Palavras-chave: Direito; Pesquisa Científica; Metodologia Jurídica; Políticas Públicas; Jurisprudência.
Sumário: Introdução; 1. Conhecimento e pesquisa científica; 2. Prefácio à tese científica; 3. Metodologia jurídica; 4. Metodologia nas políticas públicas; 5. Reflexão sobre a necessidade de uma metodologia jurídica de análise de políticas públicas; 5.1. Abordagem conciliatória entre direito e políticas públicas; 6. Premissas para uma metodologia de análise de políticas públicas; 7. Análise de políticas públicas na jurisprudência; Considerações finais.
INTRODUÇÃO
O conhecimento jurídico trata-se daquele que é construído com bases nas premissas fundadoras do estudo da ciência do Direito. Trata-se do fundamento não só da pesquisa do Direito, mas também de todas as áreas do conhecimento que envolvem a interdisciplinariedade cognitiva. O estudo de políticas públicas é aquele notoriamente interdisciplinar, pois nasceu na ciência política e na administração pública, mas torna-se inócuo caso desconsidere tanto o Direito (por vivermos em um Estado de Direito, diretamente vinculado ao princípio da legalidade) como a Economia.
A pesquisa jurídica muitas vezes é elaborada com limitações e atecnias – seja pelo desconhecimento, seja pelo desleixo do pesquisador – que devem ser superados para a construção do conhecimento científico jurídico. Uma das fontes de pesquisa jurídica de relevância com ampla gama de métodos de análise e vasto valor de construção de conhecimento é a pesquisa jurisprudencial.
O presente artigo visa estudar como a metodologia jurídica pode interagir com a análise de políticas públicas e melhorá-la. Para isso, apresentará um giro teórico sobre os conceitos de metodologia, metodologia jurídica e metodologia jurídica de políticas públicas, para verificar como analisar juridicamente políticas públicas.
Após, apresentará a pesquisa jurisprudencial como uma das aplicações práticas de análise jurídica, dividindo-a em pesquisa jurisprudencial quantitativa, qualitativa e estudos de casos jurisprudencial, objetivando traçar uma conexão entre eles a fim de proporcionar meios eficazes para a metodologia da pesquisa jurídica de análise de políticas públicas.

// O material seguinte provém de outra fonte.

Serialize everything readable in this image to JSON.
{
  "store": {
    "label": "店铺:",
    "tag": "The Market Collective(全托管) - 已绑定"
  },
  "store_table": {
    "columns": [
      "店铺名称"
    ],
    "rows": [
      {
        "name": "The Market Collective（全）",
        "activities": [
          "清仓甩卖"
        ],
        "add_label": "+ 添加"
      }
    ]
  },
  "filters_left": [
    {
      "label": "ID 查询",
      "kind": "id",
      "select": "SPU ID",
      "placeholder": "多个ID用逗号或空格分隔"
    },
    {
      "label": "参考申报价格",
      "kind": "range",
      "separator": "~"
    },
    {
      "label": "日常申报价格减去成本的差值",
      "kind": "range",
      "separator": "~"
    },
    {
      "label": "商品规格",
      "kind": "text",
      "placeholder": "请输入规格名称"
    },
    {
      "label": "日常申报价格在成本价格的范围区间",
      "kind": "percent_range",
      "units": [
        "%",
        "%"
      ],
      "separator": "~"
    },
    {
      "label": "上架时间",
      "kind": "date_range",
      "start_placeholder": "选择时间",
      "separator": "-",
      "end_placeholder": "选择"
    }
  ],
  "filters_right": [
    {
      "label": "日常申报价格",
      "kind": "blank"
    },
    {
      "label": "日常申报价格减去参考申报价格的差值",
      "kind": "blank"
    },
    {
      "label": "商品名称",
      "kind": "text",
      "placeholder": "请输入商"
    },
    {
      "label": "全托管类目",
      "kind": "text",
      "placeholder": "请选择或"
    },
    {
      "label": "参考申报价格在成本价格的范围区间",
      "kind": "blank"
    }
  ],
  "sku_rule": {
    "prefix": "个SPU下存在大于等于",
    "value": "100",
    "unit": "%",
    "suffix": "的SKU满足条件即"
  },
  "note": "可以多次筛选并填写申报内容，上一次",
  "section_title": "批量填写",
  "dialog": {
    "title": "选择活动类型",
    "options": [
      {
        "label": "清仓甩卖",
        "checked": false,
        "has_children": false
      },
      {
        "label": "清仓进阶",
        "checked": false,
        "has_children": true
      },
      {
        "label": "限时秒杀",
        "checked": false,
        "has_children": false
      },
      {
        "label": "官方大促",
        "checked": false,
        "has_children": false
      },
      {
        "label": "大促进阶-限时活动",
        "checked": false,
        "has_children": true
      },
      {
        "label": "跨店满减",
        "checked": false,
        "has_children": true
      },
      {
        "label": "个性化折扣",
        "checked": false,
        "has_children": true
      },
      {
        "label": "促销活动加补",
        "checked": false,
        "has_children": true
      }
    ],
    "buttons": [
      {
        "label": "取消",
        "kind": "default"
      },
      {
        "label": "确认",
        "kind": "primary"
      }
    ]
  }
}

O objetivo deste artigo é de sugerir ao pesquisador uma forma metodologicamente alinhada com o Direito para analisar juridicamente políticas públicas, reforçando esta análise através do estudo, um de seus aparatos documentais de fundamento. Justifica-se esta análise, pois é construída com o intuito de auxiliar na elaboração e no aprimoramento da pesquisa jurídica, que, muitas vezes, carece de embasamento metodológico, fazendo ciência sem se preocupar com premissas importantes para a lógica e a coerência dos argumentos apresentados.
1. CONHECIMENTO E PESQUISA CIENTÍFICA
O objetivo da ciência é construir teorias para explicar por que fenômenos ocorrem de determinada forma. O conhecimento científico deve ser verificável empiricamente, livre de valoração, não normativo, transmissível, cumulativo, geral, explicativo e parcimonioso (JOHNSON, 2001, p. 27-35). Já a ciência pode ser entendida como a sistematização do conhecimento científico, do conjunto de proposições logicamente correlacionadas sobre certos fenômenos que se deseja estudar, possuindo objetivos, funções e objetos próprios (LAKATOS, 2001, p. 81).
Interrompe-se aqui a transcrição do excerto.